In the short term, though, dissent among minority shareholders and the public against the owners of chaebol has picked up — as witnessed in the case of Cho Hyun-ah, the Korean Air executive and daughter of the company's chairman. In early 2015 she was sentenced to prison after having been found guilty of violating airline safety rules, after having ordered a Korean Air flight to abandon its take-off because she was served nuts in a bag rather than on a plate.

“Facing pressures to be more open and transparent from the government, public opinion, media and creditors, the chaebol are making various efforts to restructure themselves,” reckons Suh. “They need to make more decisive moves, and they know that.”

Another example often cited by disgruntled shareholders is Super AGM Day, where many firms hold their annual general meetings on the same day. According to a report in the Financial Times, on March 13 this year, some 58 companies held their annual general meetings. On March 20, 260 companies did, and on March 27, some 252 listed firms met up. The timing can make it difficult for minority shareholders to attend the AGMs of all the companies they own stock in.

“The underlying reason for the FTC requirement is to boost corporate governance and to make it more independent of the family controlling the company,” reckons Paul Hastings’ Kim. “The FTC wants transactions to be conducted on an arm’s length basis.”

More to come

Analysts admit that president Park is faced with a lofty challenge: to push for legislation distinguishing chaebol and the families that run them, while doing this without being branded as anti-business. On the other end of the spectrum are the families themselves, which boast a privileged position on the business echelon and have accumulated extraordinary wealth over the years.

Park has so far been moderately successful. M&As, sell-offs, IPOs and asset sales have featured pretty heavily in the country’s capital markets landscape over the past year. But there have also been many failed attempts that need revisiting sooner rather than later.

In September 2014, Samsung Heavy Industries said it would merge with Samsung Engineering to simplify its circular and convoluted holding structure, which includes stakes in Samsung Life and Samsung Electronics. But a couple of months later, the merger was pulled because of opposition from shareholders.

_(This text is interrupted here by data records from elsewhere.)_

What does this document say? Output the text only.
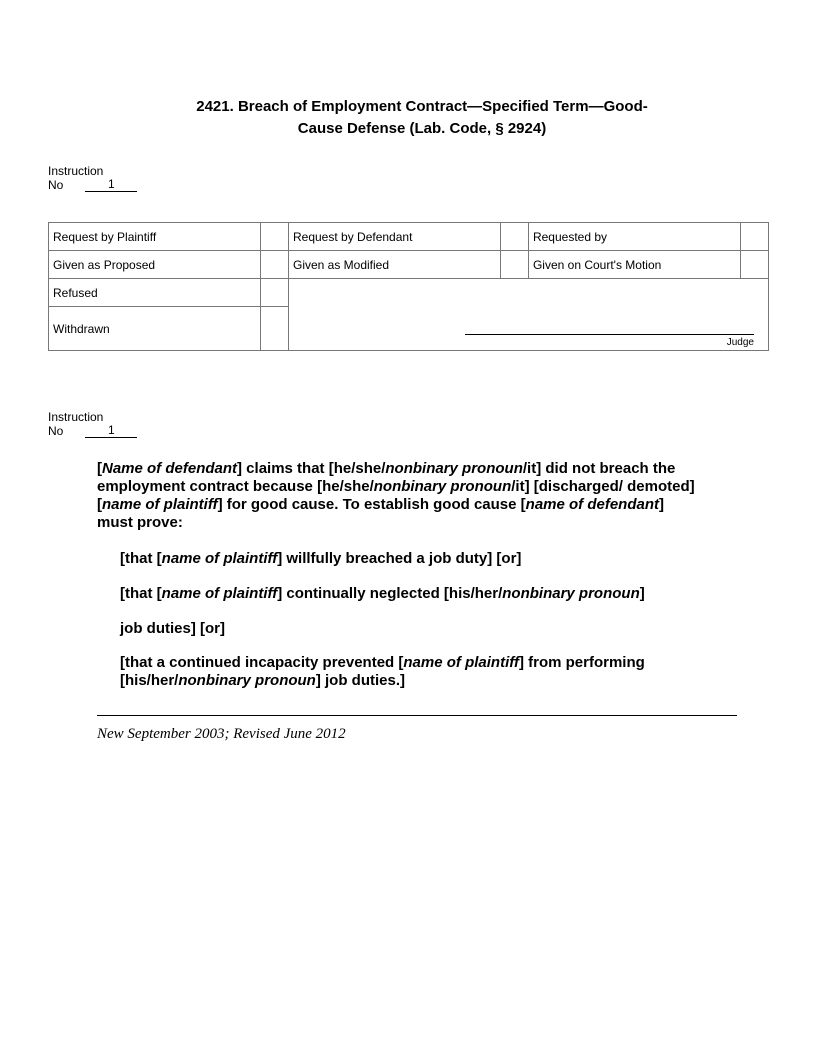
2421. Breach of Employment Contract—Specified Term—Good-
Cause Defense (Lab. Code, § 2924)
Instruction
No	1
Request by Plaintiff		Request by Defendant		Requested by	
Given as Proposed		Given as Modified		Given on Court's Motion	
Refused		Judge			

Withdrawn					
Instruction
No	1

[Name of defendant] claims that [he/she/nonbinary pronoun/it] did not breach the employment contract because [he/she/nonbinary pronoun/it] [discharged/ demoted] [name of plaintiff] for good cause. To establish good cause [name of defendant] must prove:

[that [name of plaintiff] willfully breached a job duty] [or]

[that [name of plaintiff] continually neglected [his/her/nonbinary pronoun]

job duties] [or]

[that a continued incapacity prevented [name of plaintiff] from performing [his/her/nonbinary pronoun] job duties.]

New September 2003; Revised June 2012
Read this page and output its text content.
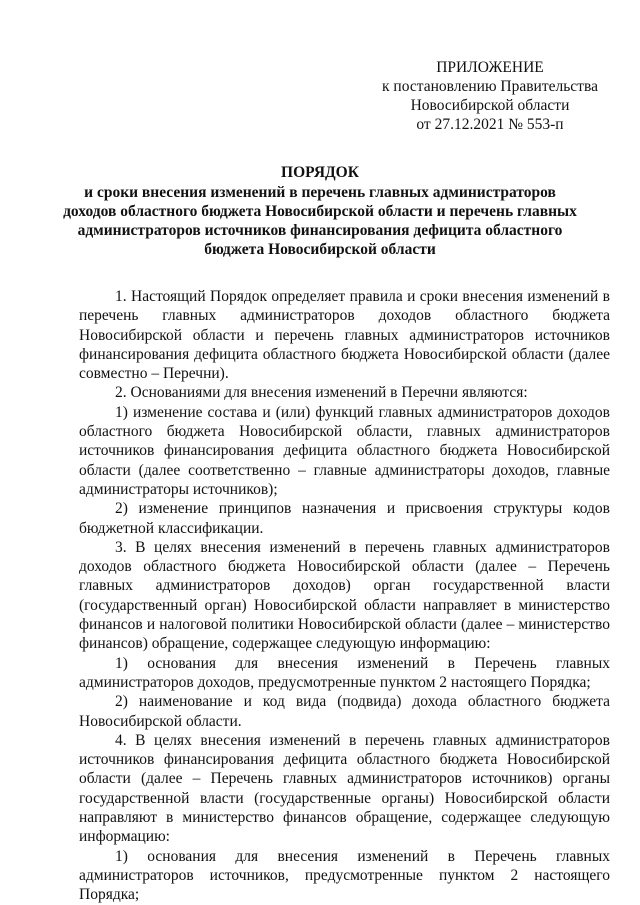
ПРИЛОЖЕНИЕ
к постановлению Правительства
Новосибирской области
от 27.12.2021 № 553-п
ПОРЯДОК
и сроки внесения изменений в перечень главных администраторов доходов областного бюджета Новосибирской области и перечень главных администраторов источников финансирования дефицита областного бюджета Новосибирской области

1. Настоящий Порядок определяет правила и сроки внесения изменений в перечень главных администраторов доходов областного бюджета Новосибирской области и перечень главных администраторов источников финансирования дефицита областного бюджета Новосибирской области (далее совместно – Перечни).

2. Основаниями для внесения изменений в Перечни являются:

1) изменение состава и (или) функций главных администраторов доходов областного бюджета Новосибирской области, главных администраторов источников финансирования дефицита областного бюджета Новосибирской области (далее соответственно – главные администраторы доходов, главные администраторы источников);

2) изменение принципов назначения и присвоения структуры кодов бюджетной классификации.

3. В целях внесения изменений в перечень главных администраторов доходов областного бюджета Новосибирской области (далее – Перечень главных администраторов доходов) орган государственной власти (государственный орган) Новосибирской области направляет в министерство финансов и налоговой политики Новосибирской области (далее – министерство финансов) обращение, содержащее следующую информацию:

1) основания для внесения изменений в Перечень главных администраторов доходов, предусмотренные пунктом 2 настоящего Порядка;

2) наименование и код вида (подвида) дохода областного бюджета Новосибирской области.

4. В целях внесения изменений в перечень главных администраторов источников финансирования дефицита областного бюджета Новосибирской области (далее – Перечень главных администраторов источников) органы государственной власти (государственные органы) Новосибирской области направляют в министерство финансов обращение, содержащее следующую информацию:

1) основания для внесения изменений в Перечень главных администраторов источников, предусмотренные пунктом 2 настоящего Порядка;
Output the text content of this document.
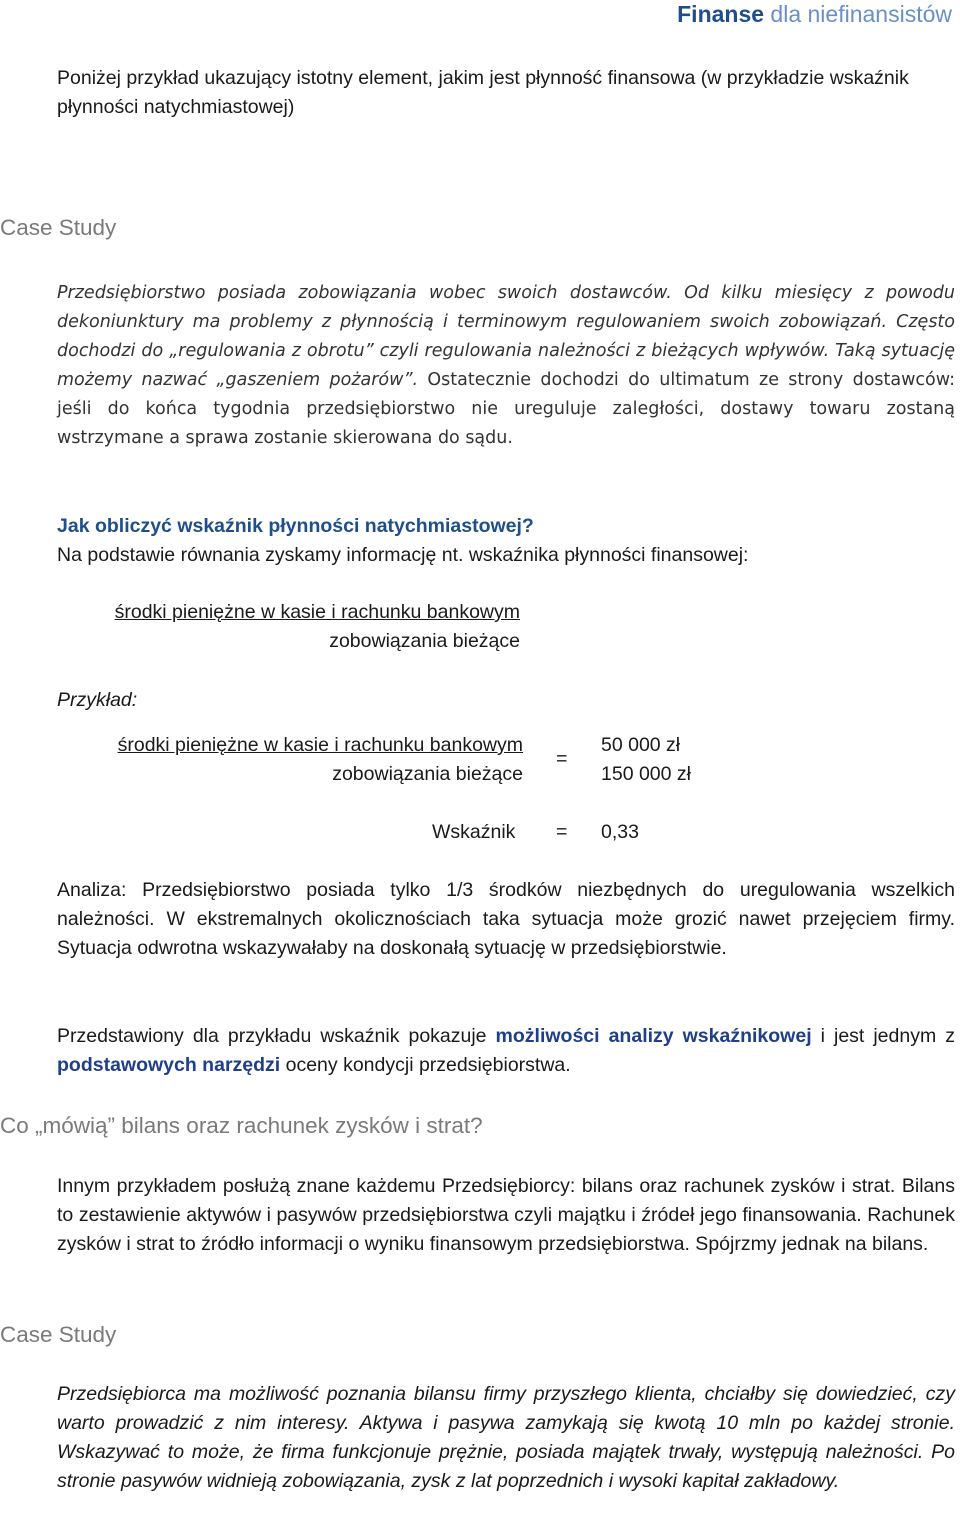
Finanse dla niefinansistów
Poniżej przykład ukazujący istotny element, jakim jest płynność finansowa (w przykładzie wskaźnik płynności natychmiastowej)
Case Study
Przedsiębiorstwo posiada zobowiązania wobec swoich dostawców. Od kilku miesięcy z powodu dekoniunktury ma problemy z płynnością i terminowym regulowaniem swoich zobowiązań. Często dochodzi do „regulowania z obrotu” czyli regulowania należności z bieżących wpływów. Taką sytuację możemy nazwać „gaszeniem pożarów”. Ostatecznie dochodzi do ultimatum ze strony dostawców: jeśli do końca tygodnia przedsiębiorstwo nie ureguluje zaległości, dostawy towaru zostaną wstrzymane a sprawa zostanie skierowana do sądu.
Jak obliczyć wskaźnik płynności natychmiastowej?
Na podstawie równania zyskamy informację nt. wskaźnika płynności finansowej:
środki pieniężne w kasie i rachunku bankowym
zobowiązania bieżące
Przykład:
środki pieniężne w kasie i rachunku bankowym
zobowiązania bieżące
=
50 000 zł
150 000 zł
Wskaźnik = 0,33
Analiza: Przedsiębiorstwo posiada tylko 1/3 środków niezbędnych do uregulowania wszelkich należności. W ekstremalnych okolicznościach taka sytuacja może grozić nawet przejęciem firmy. Sytuacja odwrotna wskazywałaby na doskonałą sytuację w przedsiębiorstwie.
Przedstawiony dla przykładu wskaźnik pokazuje możliwości analizy wskaźnikowej i jest jednym z podstawowych narzędzi oceny kondycji przedsiębiorstwa.
Co „mówią” bilans oraz rachunek zysków i strat?
Innym przykładem posłużą znane każdemu Przedsiębiorcy: bilans oraz rachunek zysków i strat. Bilans to zestawienie aktywów i pasywów przedsiębiorstwa czyli majątku i źródeł jego finansowania. Rachunek zysków i strat to źródło informacji o wyniku finansowym przedsiębiorstwa. Spójrzmy jednak na bilans.
Case Study
Przedsiębiorca ma możliwość poznania bilansu firmy przyszłego klienta, chciałby się dowiedzieć, czy warto prowadzić z nim interesy. Aktywa i pasywa zamykają się kwotą 10 mln po każdej stronie. Wskazywać to może, że firma funkcjonuje prężnie, posiada majątek trwały, występują należności. Po stronie pasywów widnieją zobowiązania, zysk z lat poprzednich i wysoki kapitał zakładowy.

Its latest move to merge Cheil and Samsung C&T could also head the same way if shareholders side with hedge fund Elliott, say sources.

Meanwhile, Hyundai Motor Corp is yet to identify steps to unravel its own structure. “Hyundai Motor and Samsung Electronics are the two conglomerates that haven’t taken the holding company structure yet,” says Michael Na, Nomura’s Korea equity strategist. “They have the circular shareholding and the government is critical of this because you can control all the companies without owning a majority in them.”

The re-structuring might be important, but the sheer size of the companies means executing anything concrete will be a herculean task.

“Restructuring the chain between Samsung Electronics and Samsung Life with a holding company structure is not something that’s going to happen right away,” adds Na. “The biggest issue is that Samsung Life will have to completely sell out of Samsung Electronics, which is unthinkable as there’s a regulatory requirement that a financial company cannot have a majority stake in a non-financial holding company.”

Unwinding such cross-shareholding structures is not an easy task, therefore. But it is seen as necessary in the long term to breathe life into South Korea’s economy, particularly if new entrepreneurs are to be encouraged to establish their own businesses.

But change is on the way. Minority shareholders are publicly voicing dissent more than ever, which marks an important shift from the past. Add to that the fact that the government is slowly putting together measures to relax the strong control that chaebol have traditionally wielded on the economy, and there are clear steps in a new direction.

“The hope among investors in Korea is that an increase in transparency and better corporate governance will lead to an increase in the dividend payout ratio, which has been comparatively low in Korea compared to other developed nations, and generally more efficient management of corporates,” says Alvarez & Marsal’s Suh.